Reporting rates of pressure ulcers among long-stay residents increased with higher reporting of pressure ulcers among short-stay residents, whereas reporting rates of pressure ulcers among long-stay residents decreased with higher reporting rates of major injury falls among long-stay residents.
Mean fall rates among White residents were between 2.2 and 2.5 times higher than the fall rates among Black residents, whereas pressure ulcer rates among Black residents were between 1.8 and 2.5 times higher than the pressure ulcer rates among White residents, the researchers reported. As the facility-level percentage of White residents decreased, overall fall rates and fall rates among White and Black residents decreased, whereas the pressure ulcer rates increased across all groups.

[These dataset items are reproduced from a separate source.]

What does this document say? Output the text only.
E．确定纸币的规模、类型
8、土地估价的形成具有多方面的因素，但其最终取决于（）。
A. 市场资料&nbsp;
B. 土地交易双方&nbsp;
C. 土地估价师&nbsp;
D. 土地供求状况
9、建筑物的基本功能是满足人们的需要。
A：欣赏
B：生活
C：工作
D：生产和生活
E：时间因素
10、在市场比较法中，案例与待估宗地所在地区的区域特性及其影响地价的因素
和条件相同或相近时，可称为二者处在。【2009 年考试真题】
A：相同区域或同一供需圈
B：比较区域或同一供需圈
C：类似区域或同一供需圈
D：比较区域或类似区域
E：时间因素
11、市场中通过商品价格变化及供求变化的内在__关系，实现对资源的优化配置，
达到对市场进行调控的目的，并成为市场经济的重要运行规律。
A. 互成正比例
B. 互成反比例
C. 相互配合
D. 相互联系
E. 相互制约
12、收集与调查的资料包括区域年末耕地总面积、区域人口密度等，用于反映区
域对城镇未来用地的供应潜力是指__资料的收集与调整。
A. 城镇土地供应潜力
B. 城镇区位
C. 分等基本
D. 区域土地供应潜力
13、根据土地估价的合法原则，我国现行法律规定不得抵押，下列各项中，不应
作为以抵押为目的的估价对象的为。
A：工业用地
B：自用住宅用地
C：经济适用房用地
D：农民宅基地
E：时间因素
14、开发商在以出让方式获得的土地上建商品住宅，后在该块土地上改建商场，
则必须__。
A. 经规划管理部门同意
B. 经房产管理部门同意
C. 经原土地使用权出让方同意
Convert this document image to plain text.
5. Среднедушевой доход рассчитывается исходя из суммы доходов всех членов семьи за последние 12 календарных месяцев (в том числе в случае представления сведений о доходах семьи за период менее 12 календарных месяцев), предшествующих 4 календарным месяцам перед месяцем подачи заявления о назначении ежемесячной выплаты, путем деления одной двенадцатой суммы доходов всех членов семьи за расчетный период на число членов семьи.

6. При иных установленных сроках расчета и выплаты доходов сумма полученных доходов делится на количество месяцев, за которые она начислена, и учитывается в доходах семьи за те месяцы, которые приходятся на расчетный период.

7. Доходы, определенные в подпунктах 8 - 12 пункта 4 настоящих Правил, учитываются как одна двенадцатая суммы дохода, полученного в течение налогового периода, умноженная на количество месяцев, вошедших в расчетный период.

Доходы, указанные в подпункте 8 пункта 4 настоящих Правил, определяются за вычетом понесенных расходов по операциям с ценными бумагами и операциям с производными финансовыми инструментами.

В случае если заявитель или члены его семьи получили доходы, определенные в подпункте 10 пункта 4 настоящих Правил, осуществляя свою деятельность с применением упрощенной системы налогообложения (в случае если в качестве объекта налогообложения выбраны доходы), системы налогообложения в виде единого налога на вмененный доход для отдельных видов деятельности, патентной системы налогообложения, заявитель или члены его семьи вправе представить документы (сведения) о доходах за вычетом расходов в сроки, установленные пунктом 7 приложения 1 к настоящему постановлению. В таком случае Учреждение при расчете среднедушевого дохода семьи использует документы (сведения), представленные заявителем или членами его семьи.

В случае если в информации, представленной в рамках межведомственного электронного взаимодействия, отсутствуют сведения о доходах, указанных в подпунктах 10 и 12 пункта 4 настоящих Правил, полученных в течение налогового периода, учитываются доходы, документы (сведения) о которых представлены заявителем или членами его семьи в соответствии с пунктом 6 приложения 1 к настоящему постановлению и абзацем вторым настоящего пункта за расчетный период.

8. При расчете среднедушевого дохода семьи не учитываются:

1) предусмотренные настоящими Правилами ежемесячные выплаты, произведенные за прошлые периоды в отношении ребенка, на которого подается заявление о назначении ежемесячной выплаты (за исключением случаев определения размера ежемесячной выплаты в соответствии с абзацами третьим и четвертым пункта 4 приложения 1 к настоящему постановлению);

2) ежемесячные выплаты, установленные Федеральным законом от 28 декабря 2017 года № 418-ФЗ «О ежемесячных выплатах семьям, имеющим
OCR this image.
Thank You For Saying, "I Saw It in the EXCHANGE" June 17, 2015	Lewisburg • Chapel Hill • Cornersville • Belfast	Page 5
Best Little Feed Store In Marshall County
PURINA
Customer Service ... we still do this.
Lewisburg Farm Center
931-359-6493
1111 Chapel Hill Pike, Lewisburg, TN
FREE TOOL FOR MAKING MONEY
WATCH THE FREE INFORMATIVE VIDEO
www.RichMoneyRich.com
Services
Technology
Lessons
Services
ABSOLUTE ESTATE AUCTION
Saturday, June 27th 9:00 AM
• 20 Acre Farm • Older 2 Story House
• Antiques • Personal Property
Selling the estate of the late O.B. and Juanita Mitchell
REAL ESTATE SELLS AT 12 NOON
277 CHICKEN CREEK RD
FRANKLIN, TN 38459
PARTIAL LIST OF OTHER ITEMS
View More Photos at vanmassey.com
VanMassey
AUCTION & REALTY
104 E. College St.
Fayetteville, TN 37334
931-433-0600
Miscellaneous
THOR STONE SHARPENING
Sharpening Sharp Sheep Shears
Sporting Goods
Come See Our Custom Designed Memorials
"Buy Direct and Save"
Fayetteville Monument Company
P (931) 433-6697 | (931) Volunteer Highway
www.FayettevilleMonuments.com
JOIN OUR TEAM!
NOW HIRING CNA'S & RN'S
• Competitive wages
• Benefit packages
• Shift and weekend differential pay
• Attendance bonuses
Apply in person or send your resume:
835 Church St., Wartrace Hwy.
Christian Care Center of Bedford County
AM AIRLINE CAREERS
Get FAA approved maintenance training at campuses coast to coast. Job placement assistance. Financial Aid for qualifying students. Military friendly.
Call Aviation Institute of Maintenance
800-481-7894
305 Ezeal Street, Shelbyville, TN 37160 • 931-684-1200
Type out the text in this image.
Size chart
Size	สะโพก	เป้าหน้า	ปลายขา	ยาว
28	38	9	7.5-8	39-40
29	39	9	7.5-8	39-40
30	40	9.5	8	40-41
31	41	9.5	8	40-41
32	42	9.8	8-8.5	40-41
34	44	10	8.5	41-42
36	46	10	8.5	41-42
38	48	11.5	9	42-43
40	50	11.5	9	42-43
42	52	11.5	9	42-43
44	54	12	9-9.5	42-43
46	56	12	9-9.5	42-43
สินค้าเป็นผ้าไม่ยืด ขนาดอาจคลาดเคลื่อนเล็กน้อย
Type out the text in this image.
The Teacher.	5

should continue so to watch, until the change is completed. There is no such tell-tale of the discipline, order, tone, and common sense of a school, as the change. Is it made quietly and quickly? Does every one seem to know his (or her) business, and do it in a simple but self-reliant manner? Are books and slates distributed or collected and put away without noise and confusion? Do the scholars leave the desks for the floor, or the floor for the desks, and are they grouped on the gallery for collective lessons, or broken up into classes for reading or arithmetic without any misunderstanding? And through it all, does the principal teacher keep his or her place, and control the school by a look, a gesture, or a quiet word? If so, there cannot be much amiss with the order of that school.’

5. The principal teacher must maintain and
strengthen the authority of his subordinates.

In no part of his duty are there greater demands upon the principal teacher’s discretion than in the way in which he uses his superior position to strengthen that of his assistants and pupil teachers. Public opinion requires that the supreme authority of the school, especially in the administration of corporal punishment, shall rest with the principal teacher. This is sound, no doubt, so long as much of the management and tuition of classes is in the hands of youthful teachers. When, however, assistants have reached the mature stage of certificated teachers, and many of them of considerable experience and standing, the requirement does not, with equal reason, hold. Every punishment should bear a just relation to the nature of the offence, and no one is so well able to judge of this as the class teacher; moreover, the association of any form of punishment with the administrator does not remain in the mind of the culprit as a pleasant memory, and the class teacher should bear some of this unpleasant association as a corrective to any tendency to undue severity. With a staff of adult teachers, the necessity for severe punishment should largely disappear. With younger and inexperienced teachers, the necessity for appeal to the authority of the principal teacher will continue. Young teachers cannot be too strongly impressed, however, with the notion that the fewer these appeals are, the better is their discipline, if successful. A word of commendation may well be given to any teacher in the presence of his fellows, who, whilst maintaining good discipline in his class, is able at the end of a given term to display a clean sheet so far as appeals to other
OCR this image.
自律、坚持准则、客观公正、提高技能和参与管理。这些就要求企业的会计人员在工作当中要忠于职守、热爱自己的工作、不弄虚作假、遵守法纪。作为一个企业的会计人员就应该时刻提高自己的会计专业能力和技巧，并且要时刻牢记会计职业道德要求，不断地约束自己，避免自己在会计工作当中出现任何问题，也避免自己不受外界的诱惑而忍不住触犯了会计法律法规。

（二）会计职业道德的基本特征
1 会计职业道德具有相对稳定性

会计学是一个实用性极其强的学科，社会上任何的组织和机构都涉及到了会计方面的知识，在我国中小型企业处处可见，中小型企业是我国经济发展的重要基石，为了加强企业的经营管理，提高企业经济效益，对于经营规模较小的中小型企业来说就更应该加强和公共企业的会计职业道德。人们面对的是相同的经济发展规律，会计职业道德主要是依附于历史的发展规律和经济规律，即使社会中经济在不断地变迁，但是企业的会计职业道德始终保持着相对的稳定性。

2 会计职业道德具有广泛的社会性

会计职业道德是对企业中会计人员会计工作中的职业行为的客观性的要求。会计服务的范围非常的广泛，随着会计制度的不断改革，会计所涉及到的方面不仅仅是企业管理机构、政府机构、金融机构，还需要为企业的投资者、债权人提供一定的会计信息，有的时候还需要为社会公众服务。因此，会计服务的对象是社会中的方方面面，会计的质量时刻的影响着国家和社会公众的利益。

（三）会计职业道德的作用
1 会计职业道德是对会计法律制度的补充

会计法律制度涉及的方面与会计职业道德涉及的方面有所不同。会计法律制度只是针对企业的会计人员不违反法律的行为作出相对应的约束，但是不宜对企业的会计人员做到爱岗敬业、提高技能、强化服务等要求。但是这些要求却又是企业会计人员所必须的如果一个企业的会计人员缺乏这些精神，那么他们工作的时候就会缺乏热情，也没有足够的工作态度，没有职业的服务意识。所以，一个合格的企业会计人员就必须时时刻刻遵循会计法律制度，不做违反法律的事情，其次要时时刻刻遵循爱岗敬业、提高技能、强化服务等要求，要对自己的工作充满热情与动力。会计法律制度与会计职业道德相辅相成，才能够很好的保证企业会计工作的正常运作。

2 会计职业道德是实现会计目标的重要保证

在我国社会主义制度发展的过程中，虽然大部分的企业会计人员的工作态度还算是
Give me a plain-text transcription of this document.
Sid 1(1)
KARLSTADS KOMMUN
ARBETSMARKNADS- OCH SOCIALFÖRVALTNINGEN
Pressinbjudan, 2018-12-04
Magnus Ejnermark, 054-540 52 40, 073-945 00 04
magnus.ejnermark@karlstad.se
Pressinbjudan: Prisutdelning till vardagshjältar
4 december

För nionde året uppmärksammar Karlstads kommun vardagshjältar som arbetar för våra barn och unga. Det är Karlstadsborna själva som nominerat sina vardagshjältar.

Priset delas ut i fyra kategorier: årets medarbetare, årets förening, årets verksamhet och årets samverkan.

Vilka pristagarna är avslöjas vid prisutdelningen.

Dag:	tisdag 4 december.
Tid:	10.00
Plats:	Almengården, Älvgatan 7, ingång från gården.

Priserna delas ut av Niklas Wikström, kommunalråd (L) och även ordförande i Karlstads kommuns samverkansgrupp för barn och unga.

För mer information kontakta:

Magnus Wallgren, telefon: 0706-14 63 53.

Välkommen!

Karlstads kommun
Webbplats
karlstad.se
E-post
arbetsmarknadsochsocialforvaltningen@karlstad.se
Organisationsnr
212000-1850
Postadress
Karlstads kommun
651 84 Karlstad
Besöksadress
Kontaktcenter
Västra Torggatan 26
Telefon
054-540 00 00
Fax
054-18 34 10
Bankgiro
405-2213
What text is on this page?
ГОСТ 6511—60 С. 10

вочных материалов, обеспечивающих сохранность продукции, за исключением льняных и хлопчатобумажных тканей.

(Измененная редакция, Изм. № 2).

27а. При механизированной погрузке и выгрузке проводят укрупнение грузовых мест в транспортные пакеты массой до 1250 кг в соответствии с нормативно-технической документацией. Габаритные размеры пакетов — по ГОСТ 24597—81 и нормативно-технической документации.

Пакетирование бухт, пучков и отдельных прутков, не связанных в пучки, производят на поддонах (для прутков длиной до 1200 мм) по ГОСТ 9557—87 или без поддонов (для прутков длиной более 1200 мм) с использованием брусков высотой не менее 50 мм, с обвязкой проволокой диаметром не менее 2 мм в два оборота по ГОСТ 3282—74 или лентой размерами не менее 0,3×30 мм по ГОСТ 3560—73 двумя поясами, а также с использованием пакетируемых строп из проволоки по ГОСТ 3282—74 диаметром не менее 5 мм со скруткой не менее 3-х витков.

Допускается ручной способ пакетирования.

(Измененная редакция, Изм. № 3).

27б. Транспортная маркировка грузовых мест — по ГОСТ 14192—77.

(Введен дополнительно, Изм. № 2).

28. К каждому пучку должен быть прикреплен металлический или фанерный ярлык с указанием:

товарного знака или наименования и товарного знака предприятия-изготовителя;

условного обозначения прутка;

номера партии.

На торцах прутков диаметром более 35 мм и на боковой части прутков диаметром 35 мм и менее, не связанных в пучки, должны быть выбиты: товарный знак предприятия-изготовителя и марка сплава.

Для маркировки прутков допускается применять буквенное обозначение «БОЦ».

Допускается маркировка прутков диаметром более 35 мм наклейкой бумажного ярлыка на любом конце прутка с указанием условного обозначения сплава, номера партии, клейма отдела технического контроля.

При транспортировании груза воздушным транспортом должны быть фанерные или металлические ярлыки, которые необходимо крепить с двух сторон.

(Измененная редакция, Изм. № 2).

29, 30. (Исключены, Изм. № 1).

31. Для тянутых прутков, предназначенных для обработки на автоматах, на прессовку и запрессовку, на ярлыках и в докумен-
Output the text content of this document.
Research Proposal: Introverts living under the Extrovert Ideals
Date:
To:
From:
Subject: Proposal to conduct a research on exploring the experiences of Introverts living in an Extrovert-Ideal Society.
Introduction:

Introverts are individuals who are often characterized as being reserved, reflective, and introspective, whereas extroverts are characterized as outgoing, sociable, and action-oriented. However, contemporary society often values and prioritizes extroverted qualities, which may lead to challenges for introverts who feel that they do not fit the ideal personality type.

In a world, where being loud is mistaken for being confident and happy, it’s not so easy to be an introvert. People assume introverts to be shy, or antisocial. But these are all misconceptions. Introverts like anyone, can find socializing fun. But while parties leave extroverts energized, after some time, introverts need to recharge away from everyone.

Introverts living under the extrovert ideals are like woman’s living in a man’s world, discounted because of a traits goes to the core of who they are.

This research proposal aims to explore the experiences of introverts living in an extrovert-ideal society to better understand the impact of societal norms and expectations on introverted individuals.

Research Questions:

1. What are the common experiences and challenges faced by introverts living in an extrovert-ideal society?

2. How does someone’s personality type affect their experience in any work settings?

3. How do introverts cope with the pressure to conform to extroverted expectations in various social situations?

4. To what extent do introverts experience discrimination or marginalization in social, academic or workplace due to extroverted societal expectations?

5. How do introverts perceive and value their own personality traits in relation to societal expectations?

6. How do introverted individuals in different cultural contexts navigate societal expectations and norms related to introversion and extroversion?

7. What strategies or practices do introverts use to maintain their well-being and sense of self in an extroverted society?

Hospitalizations in which the patient did not return to the same nursing home were excluded from the study, Sanghavi told McKnight’s Long-Term Care News. That was to try to limit the research to cases for which nursing home staff would be award of the resident’s hospitalization and condition.
In the case of pressure ulcers, low reporting rates were associated with higher overall, quality, and survey ratings as well as a lower publicly reported pressure ulcer rate. Low reporting rates were associated with a higher quality rating for both types of events.
At the state level, as many nursing homes reported 33% of their major injury falls as reported 94.3%, and a similar spread was found for pressure ulcers. The researchers said that showed that “accurate reporting is achievable, although the circumstances that allow it remain unclear, and underreporting is common.”
“Enforcement through investigations and inspections is challenging and costly to perform on a large scale,” Sanghavi added in an email. “I think CMS should lean heavily on the claims data that it already owns and make better use of it for validation of nursing home-reported data and estimation of nursing home quality. The current measures that are based on nursing home-reported data should be replaced or at least supplemented with measures from more objective data sources, such as CMS claims from other healthcare providers.”